До начала спектакля оставалось всего два-три часа. Как раз столько, сколько необходимо времени, чтобы успеть вывесить плакат в местечке на людном месте и с билетными книжками обойти дома жителей заводского поселка. И это было как большое счастье: забежать в теплую хату и побыть там две-три минуты у огня. Вдохнув вот так немного тепла, выходишь снова на мороз пошатываясь, и в голове у тебя шумит, как будто ты глотнул спиртного. А впрочем, в хату пускали не всегда, и переговоры велись преимущественно через приоткрытую дверь. Случалось, что просто гнали. В одном доме сердобольная старушка даже заплакала, глядя на мои скрюченные от холода пальцы. Она вынесла мне на крыльцо кусок хлеба, щепотку соли и стакан кипятку. Но приобрести билеты она отказалась. Она не захотела стать «жертвой эгоизма».

Генрих Генрихович в это время сидел в кассе театра и подводил баланс. Перед ним стояли весы, вокруг лежали кучами мешки, торбы и торбочки. Декорацию устанавливал кто-то из женщин, и она уже была готова. Готово было все.

Не готов был только спектакль. Дело в том, что, раздобыв пьесу только накануне, мы успели провести считку только двух действий из трех. Третье действие мы считать не успели. Его решили прорепетировать, придя уже сюда, «на месте действия».

— Аншлаг! — триумфально провозгласил Генрих Генрихович, вбегая за кулисы, где мы гримировались.

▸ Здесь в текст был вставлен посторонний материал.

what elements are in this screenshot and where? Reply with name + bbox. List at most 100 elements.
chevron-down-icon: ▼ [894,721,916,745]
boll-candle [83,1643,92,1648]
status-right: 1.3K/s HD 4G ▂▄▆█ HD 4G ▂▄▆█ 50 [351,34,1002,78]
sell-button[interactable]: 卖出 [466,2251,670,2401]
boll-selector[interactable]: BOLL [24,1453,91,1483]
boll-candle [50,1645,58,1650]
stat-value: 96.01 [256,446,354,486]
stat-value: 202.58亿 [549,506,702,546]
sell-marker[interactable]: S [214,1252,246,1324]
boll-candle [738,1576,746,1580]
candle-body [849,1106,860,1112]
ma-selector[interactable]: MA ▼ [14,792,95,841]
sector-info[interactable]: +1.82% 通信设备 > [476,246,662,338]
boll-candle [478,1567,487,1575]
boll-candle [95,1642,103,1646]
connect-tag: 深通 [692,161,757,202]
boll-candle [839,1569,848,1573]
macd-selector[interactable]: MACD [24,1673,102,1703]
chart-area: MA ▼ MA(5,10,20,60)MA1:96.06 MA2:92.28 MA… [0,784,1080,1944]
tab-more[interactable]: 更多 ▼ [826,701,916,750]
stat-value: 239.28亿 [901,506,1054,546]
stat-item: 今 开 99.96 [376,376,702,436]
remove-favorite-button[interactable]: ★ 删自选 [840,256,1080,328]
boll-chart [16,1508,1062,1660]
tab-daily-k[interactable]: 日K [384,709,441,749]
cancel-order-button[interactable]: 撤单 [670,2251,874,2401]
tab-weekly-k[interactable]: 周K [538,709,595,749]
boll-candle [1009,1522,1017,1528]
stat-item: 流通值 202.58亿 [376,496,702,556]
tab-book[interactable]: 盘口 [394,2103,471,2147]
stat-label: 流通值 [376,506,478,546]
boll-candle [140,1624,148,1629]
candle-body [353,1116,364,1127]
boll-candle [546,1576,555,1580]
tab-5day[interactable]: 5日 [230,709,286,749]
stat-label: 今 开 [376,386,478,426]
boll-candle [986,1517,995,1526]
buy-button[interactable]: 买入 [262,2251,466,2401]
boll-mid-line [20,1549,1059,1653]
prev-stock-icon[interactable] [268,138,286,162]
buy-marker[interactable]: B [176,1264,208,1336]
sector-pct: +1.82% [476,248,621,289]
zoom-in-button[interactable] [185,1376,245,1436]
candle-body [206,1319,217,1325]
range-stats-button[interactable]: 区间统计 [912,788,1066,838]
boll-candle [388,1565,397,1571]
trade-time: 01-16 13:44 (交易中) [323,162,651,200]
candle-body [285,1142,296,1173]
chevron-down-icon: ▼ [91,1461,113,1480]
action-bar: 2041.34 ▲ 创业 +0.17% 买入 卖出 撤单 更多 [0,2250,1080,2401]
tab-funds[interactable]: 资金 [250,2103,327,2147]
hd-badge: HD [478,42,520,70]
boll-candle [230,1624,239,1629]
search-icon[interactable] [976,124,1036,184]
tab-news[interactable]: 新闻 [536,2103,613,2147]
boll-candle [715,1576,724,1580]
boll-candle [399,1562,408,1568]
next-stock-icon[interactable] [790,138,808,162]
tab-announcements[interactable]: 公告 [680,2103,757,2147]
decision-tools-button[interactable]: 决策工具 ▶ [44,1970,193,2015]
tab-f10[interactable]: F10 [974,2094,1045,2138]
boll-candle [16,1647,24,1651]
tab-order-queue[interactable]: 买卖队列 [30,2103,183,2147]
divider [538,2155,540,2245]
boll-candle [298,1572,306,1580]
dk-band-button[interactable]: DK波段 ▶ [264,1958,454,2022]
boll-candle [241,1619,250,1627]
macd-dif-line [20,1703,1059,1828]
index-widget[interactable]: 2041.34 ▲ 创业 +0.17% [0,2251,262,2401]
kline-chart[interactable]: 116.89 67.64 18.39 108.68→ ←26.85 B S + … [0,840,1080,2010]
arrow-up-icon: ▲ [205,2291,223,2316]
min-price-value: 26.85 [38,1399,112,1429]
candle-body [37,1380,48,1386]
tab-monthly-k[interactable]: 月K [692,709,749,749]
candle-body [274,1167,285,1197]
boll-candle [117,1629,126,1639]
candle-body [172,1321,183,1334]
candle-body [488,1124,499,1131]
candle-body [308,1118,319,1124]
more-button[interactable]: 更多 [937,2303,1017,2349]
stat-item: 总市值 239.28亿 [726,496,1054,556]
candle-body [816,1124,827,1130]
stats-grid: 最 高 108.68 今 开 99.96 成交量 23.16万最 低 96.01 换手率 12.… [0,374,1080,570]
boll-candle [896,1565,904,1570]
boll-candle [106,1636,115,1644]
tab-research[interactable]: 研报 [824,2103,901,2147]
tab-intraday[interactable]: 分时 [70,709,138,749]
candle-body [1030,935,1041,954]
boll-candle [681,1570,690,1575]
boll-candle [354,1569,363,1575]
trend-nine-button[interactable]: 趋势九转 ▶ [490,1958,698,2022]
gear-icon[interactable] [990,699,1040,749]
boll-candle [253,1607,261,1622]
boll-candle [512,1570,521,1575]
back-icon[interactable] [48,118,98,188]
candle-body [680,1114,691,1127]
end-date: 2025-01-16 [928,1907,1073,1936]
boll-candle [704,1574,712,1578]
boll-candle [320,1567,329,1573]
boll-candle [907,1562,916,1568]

Несмотря на то что пьесу начинал как раз он, он еще не был загримирован, всецело поглощенный вопросами финансов и тары для них. — Давайте третий звонок, и на сцену! — В руках он держал огромную миску с свиным холодцом. — За эту миску холодца я дал четыре билета в первом ряду! — Дожевывая кусок свиной ноги, он хлопнулся в кресло перед зеркалом и схватил парик. — Где лак, где трес? Ага! Дайте кто-нибудь мне бокану, я должен сделать себе несколько морщин!

И когда через минуту ударил гонг к началу, он уже заканчивал затирать то место на лбу, где край парика ложится на тело.

— А как же быть с третьим действием? — неуверенно поинтересовался я.

— Да-да, как же быть с третьим действием? — подержала меня инженю.

Содержание пьесы я до конца не знал, а должен был играть главную роль — того самого изверга-богача, поэтому мой интерес к его судьбе в пьесе был совершенно законный. Инженю в пьесе занята не была, но должна была выполнять функцию суфлера, и судьба спектакля, таким образом, ложилась на ее худенькие девичьи плечи. А пьесы она тоже сроду не читала. К тому же текст пьесы был не печатный, а написан от руки. И плохо, неразборчиво написан.